Отголосок большого взрыва вырвал Удальцова и остальных из сна. Все вскакивали с сонным видом, азартно хватались за оружие, спешно готовились к бою.
– Это далеко, километров за двадцать отсюда, в нашем лагере, – неизвестно как оказавшийся рядом Георгий Михайлович был спокоен и отрешен. – Немцы сделали свой ход…
Отряд в спешке собрался, место ночлега быстро, но тщательно убрали.
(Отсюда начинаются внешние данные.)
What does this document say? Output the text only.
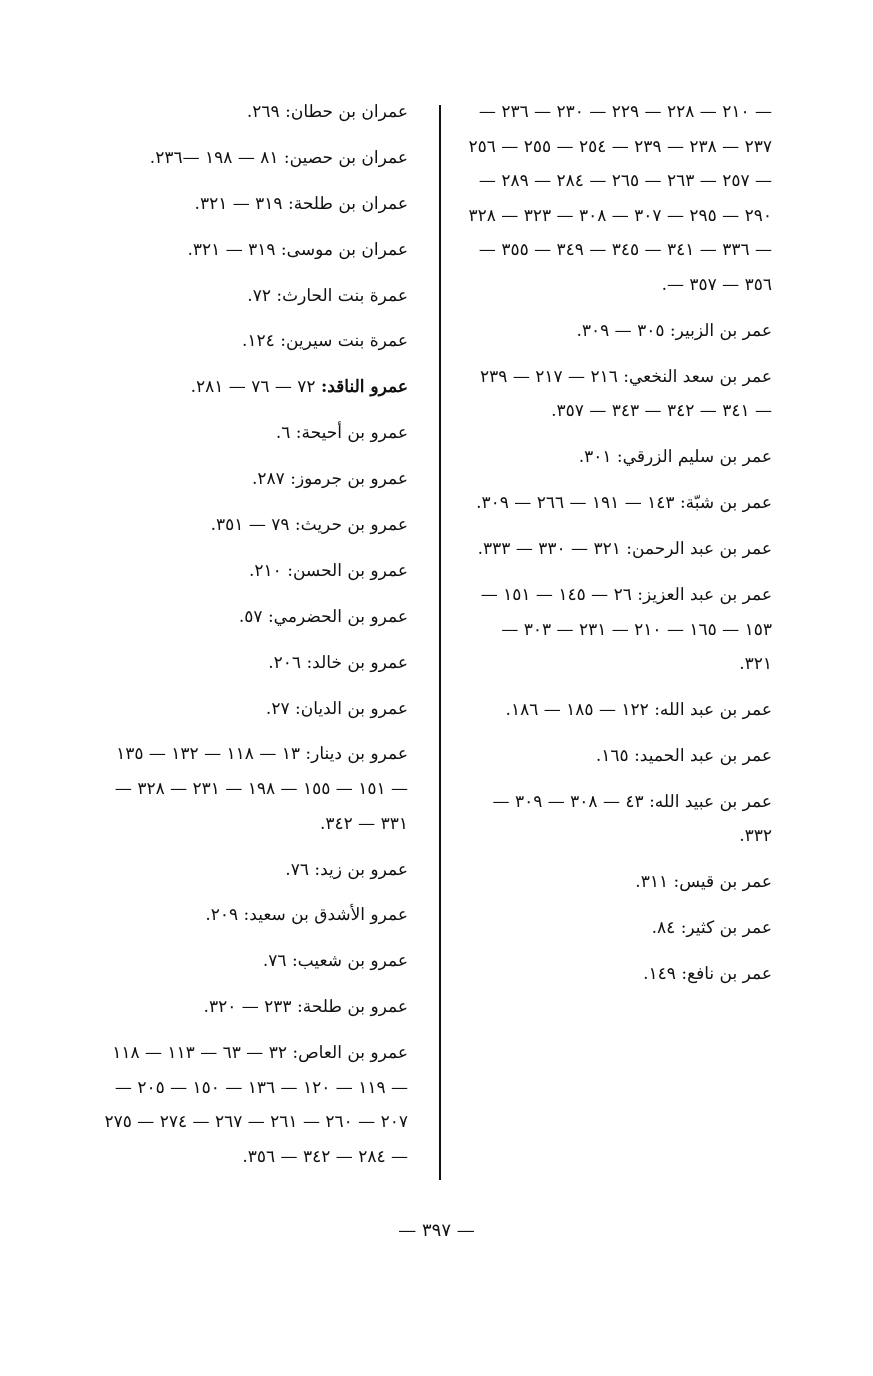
— ٢١٠ — ٢٢٨ — ٢٢٩ — ٢٣٠ — ٢٣٦ — ٢٣٧ — ٢٣٨ — ٢٣٩ — ٢٥٤ — ٢٥٥ — ٢٥٦ — ٢٥٧ — ٢٦٣ — ٢٦٥ — ٢٨٤ — ٢٨٩ — ٢٩٠ — ٢٩٥ — ٣٠٧ — ٣٠٨ — ٣٢٣ — ٣٢٨ — ٣٣٦ — ٣٤١ — ٣٤٥ — ٣٤٩ — ٣٥٥ — ٣٥٦ — ٣٥٧ —.
عمر بن الزبير: ٣٠٥ — ٣٠٩.
عمر بن سعد النخعي: ٢١٦ — ٢١٧ — ٢٣٩ — ٣٤١ — ٣٤٢ — ٣٤٣ — ٣٥٧.
عمر بن سليم الزرقي: ٣٠١.
عمر بن شبّة: ١٤٣ — ١٩١ — ٢٦٦ — ٣٠٩.
عمر بن عبد الرحمن: ٣٢١ — ٣٣٠ — ٣٣٣.
عمر بن عبد العزيز: ٢٦ — ١٤٥ — ١٥١ — ١٥٣ — ١٦٥ — ٢١٠ — ٢٣١ — ٣٠٣ — ٣٢١.
عمر بن عبد الله: ١٢٢ — ١٨٥ — ١٨٦.
عمر بن عبد الحميد: ١٦٥.
عمر بن عبيد الله: ٤٣ — ٣٠٨ — ٣٠٩ — ٣٣٢.
عمر بن قيس: ٣١١.
عمر بن كثير: ٨٤.
عمر بن نافع: ١٤٩.
عمران بن حطان: ٢٦٩.
عمران بن حصين: ٨١ — ١٩٨ —٢٣٦.
عمران بن طلحة: ٣١٩ — ٣٢١.
عمران بن موسى: ٣١٩ — ٣٢١.
عمرة بنت الحارث: ٧٢.
عمرة بنت سيرين: ١٢٤.
عمرو الناقد: ٧٢ — ٧٦ — ٢٨١.
عمرو بن أحيحة: ٦.
عمرو بن جرموز: ٢٨٧.
عمرو بن حريث: ٧٩ — ٣٥١.
عمرو بن الحسن: ٢١٠.
عمرو بن الحضرمي: ٥٧.
عمرو بن خالد: ٢٠٦.
عمرو بن الديان: ٢٧.
عمرو بن دينار: ١٣ — ١١٨ — ١٣٢ — ١٣٥ — ١٥١ — ١٥٥ — ١٩٨ — ٢٣١ — ٣٢٨ — ٣٣١ — ٣٤٢.
عمرو بن زيد: ٧٦.
عمرو الأشدق بن سعيد: ٢٠٩.
عمرو بن شعيب: ٧٦.
عمرو بن طلحة: ٢٣٣ — ٣٢٠.
عمرو بن العاص: ٣٢ — ٦٣ — ١١٣ — ١١٨ — ١١٩ — ١٢٠ — ١٣٦ — ١٥٠ — ٢٠٥ — ٢٠٧ — ٢٦٠ — ٢٦١ — ٢٦٧ — ٢٧٤ — ٢٧٥ — ٢٨٤ — ٣٤٢ — ٣٥٦.
— ٣٩٧ —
Кострище еще раз залили водой и скинули в болотце – Ерошкин не хотел оставлять за собой никаких следов. Вся группа выстроилась цепью и прошлась по полянке, в поисках оставленного мусора или иных примет, которых с лихвой хватило бы немецким следопытам.
Поманив пальцем, подполковник подозвал к себе старшого, о чем-то посовещался с ним шепотом, согласно кивнул. Старшой, он же весельчак Никита Георгиевич с требовательной фамилией Налейко, подбежал к бойцам, хлопнул по плечам снайпера, автоматчика и пулеметчика. Удальцов рванул было к ним, но вспомнил и вернулся обратно – наблюдавший за ним Георгий Михайлович кивнул. Группа Налейко ушла в сторону, а основная группа, построившись, быстрым шагом двинулась вперед. На объект…Кладбище в лесу
Каждый раз, когда профессор включал эту чертову машину, толстяк Куртц начинал нервничать. Электрическое напряжение падало по всему лагерю, переставало идти по высоковольтной изгороди заключенных. Даже лампочки в казармах эсэсовцев выключались, изредка помигивая. Когда же штурмбанфюрер СС Эрнст Куртц попробовал поговорить об этом с фон Айзенбахом, ученый лишь махнул рукой и приказал убираться вон и не мешать ему работать. Вспыльчивый и заносчивый, в этот раз толстяк эсэсовец опустил голову и поспешил выполнить приказание: загадочный ученый пользовался большим авторитетом у командования Куртца.
Толстяк Куртц нервничал не только из-за перепадов электрического напряжения. Он попросту боялся этой машины, которую собирали заключенные под командой профессора. Куртц и вообще не был храбрецом, ну а тут, тут волосы на голове вставали дыбом. Причем в буквальном смысле слова – электричество заряжало в лагере все и всех, поэтому прическа «ёжиком» стала самой ходовой и модной. Эсэсовцы помоложе лишь заливались хохотом и махали рукой, но, умудренный опытом, штурмбанфюрер уверял, что «они еще поймут!», когда у них, бедолаг, начнут выпадать волосы и утрачиваться мужская сила.